Another point of interest in today’s case were the Court’s comments about gathering new evidence after trial to challenge an award for ‘diminished earning capacity‘. At trial the Plaintiff was awarded $250,000 for his loss of earning capacity. The Defendant appealed and asked the Court of Appeal to force the Plaintiff to produce “documents pertaining to his employment since the trial“. The BC High Court refused to do so and provided the following useful comments:
[43] An appellate court should decline to exercise its discretion to make an order to admit “new evidence”, unless that evidence would tend to falsify an assumption that the trial judge made about what was, at the time of judgment, the future: see Jens v. Jens, 2008 BCCA 392 at para. 29, citing North Vancouver (District) v. Fawcett (1998), 60 B.C.L.R. (3d) 201 (C.A.)(sub nomNorth Vancouver (District) v. Lunde).

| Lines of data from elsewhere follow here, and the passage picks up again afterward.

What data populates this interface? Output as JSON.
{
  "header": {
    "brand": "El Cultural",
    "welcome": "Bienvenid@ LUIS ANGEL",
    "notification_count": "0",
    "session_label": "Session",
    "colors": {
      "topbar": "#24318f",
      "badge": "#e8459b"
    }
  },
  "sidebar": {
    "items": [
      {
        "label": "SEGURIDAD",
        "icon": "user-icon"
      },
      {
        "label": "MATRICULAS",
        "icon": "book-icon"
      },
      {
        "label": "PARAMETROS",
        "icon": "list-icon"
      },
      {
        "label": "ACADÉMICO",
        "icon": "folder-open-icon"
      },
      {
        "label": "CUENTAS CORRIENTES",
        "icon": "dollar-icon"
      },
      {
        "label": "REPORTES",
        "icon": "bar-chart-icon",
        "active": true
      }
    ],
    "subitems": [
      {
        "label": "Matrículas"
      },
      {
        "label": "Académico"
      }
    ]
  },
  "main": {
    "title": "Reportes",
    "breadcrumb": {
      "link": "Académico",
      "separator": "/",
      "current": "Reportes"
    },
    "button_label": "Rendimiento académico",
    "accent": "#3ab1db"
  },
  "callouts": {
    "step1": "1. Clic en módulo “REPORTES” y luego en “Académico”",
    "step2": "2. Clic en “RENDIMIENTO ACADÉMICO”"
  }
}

[44] It is unnecessary for me to review in detail the nature of the evidence tendered on the application by the appellant and in reply by the respondent. Suffice it to say that the conclusions the appellant contended should be drawn from her proposed new evidence were clearly and persuasively refuted by the respondent in an affidavit and, in any event, did not rise to the necessary factual standard that would properly form the basis for a successful application for admission of new evidence.